Shaping Design Futures
Day Two at Global Design Forum İstanbul
Four days of thought-provoking dialogue have shaped the opening chapter of Global Design Forum İstanbul and established a framework for future editions.
Developed by Forum Content Advisor Beatrice Galilee around the theme Worlds in Contact, the two-day talks programme examined how design responds when material, political and bodily worlds collide. Across keynote talks, panel discussions and in-conversations, the programme brought together international and local voices to examine sustainability, technology, authorship, identity, craft, institutional power and the role of public space in a changing world.
"Worlds in Contact revealed just how many divergent, yet deeply interconnected, ways there are to see and work with the world today. Speakers travelled to be with us in İstanbul from contexts that ranged from the museums and art being forged in the desert of Doha to Thailand’s elephant sanctuaries, from Uzbekistan’s Aral sea to major new institutions in Shenzhen. We saw a vision for a city of 8 billion people, as well as hearing from leaders on placemaking in İstanbul, London, Lisbon and Jeddah today. We watched the thoughtful, intertwined, community, art, ecological and pedagogical practices taking place in Athens, Dhaka, Mexico and Accra. It was an extraordinary few days of exchange and generosity, and I’m deeply grateful to everyone involved who made it possible."
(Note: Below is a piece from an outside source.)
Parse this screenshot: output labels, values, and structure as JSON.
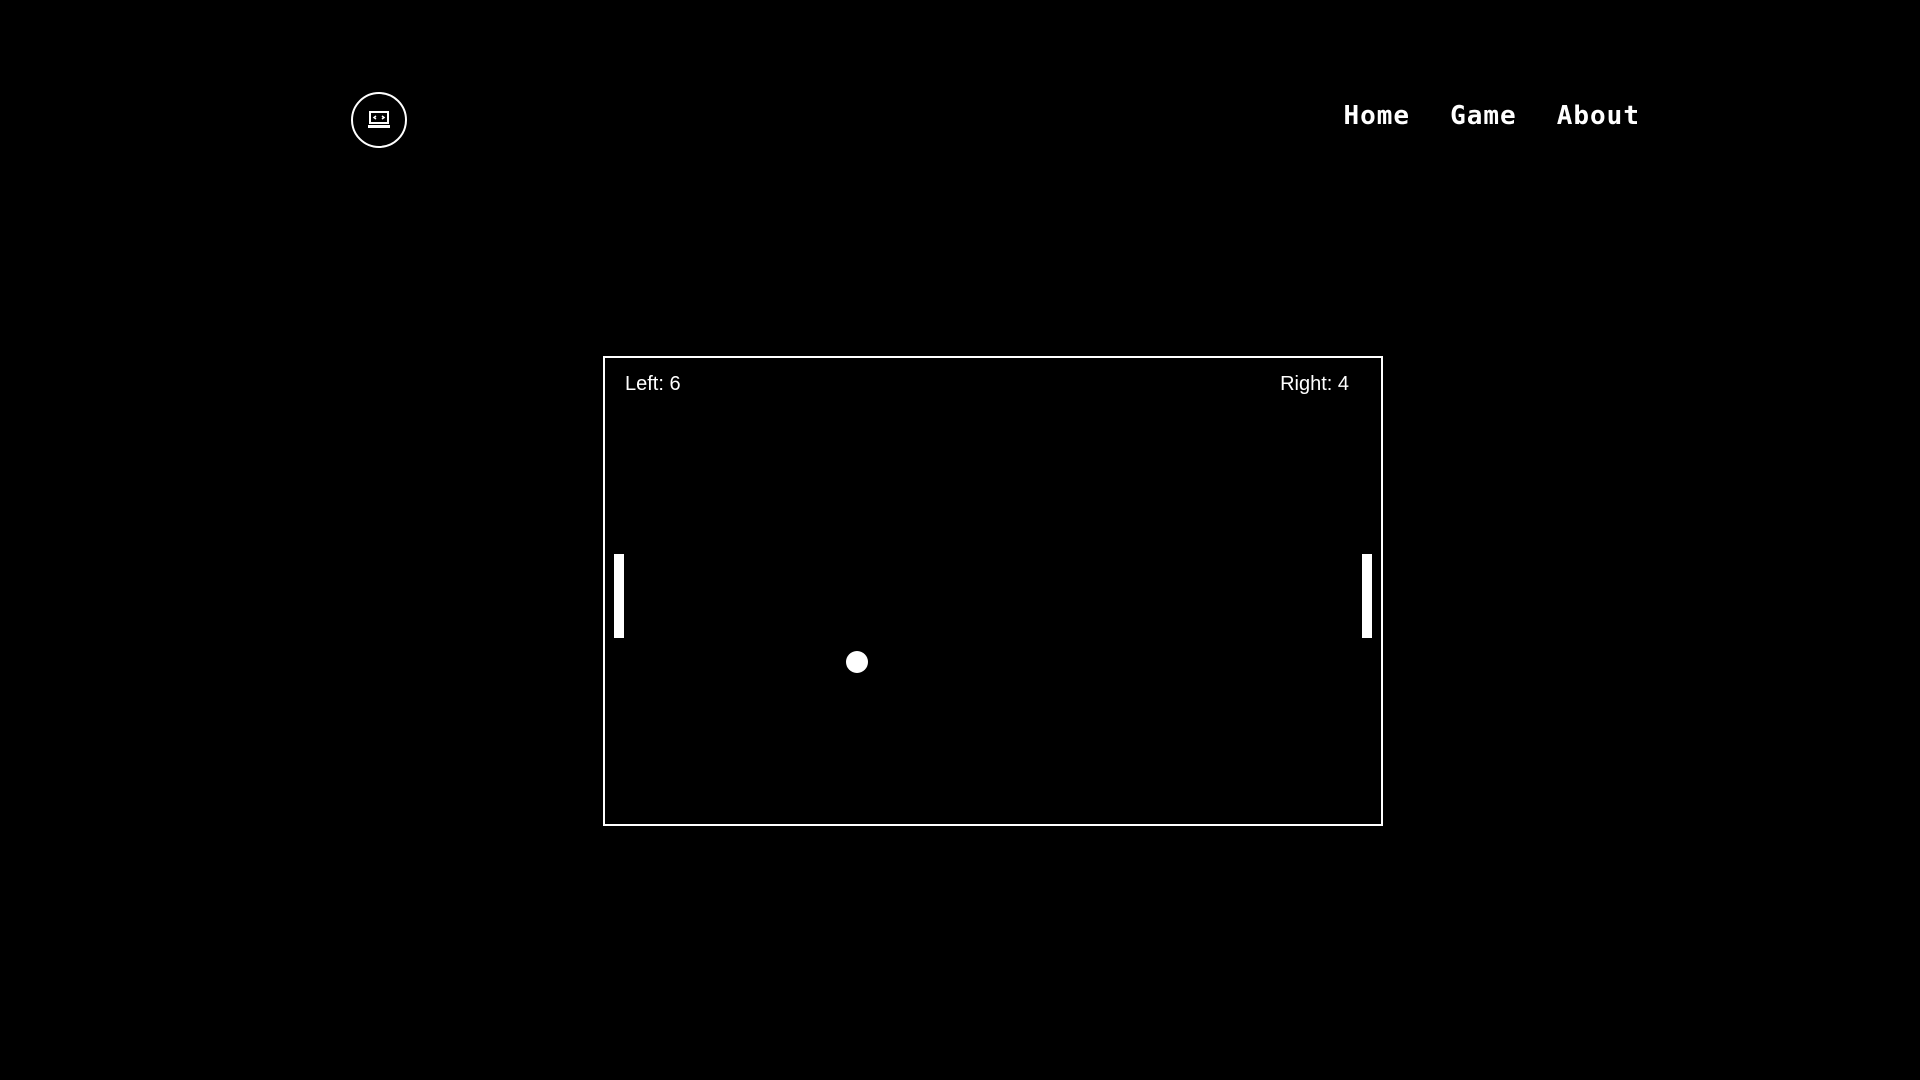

Beatrice Galilee, Global Design Forum İstanbul Forum Content Advisor
The core talks programme took place at Hagia Irene, within the Topkapı Palace complex, where The Red Room by NUN Architecture, Celâleddin Çelik and People Places Ideas transformed the historic atrium into a temporary forum setting.
"The Global Design Forum İstanbul has emerged as a landmark international convergence, crowning the city’s multi-layered cultural tapestry with a profound design consciousness. İstanbul is inherently suited to play host to the dialogues and encounters that shape the trajectory of creative industries. Within this expansive vision, we must continuously bridge our manufacturing prowess and technical ingenuity with design, while seamlessly projecting these endeavors onto our international stakeholders."
Celâleddin Çelik, Global Design Forum İstanbul Architectural Advisor
Day Two Highlights
Opening the second day, Prem Krishnamurthy’s meditative performance Zero to One introduced a quieter and more introspective atmosphere before the Forum turned towards systems of intelligence, computation and automation in Worlds in Code. Bringing together Melike Altınışık, Roland Lamb, Ahmad Angawi, Suhair Khan, Mehmet Mehmetalioğlu and Özlem Yalım, the session explored how machine learning, computational infrastructures and invisible digital systems are reshaping contemporary life. Rather than asking whether AI will transform design, the discussion questioned who will ultimately shape the political, ethical and economic conditions embedded within these technologies.
"It was thrilling to share my meditation Zero to One at this new event, which showcased global design changemakers who are pushing at the boundaries of their respective fields. Hopefully this conference will become a standard stop for designers looking for inspiration on how to transform our world." – Prem Krishnamurthy
Themes of sustainability and material responsibility emerged forcefully in Nothing New Under the Sun, where Olaf Grawert, Ma Yansong, Andrew Waugh, Han Tümertekin and Prof. Dr. Lale Özgenel argued that the most radical design act today may not be creating something new but learning how to work intelligently with what already exists. Through discussions of adaptive reuse, anti-demolition architecture and industrial ethics, the session challenged the culture of endless production that continues to dominate both architecture and design industries globally.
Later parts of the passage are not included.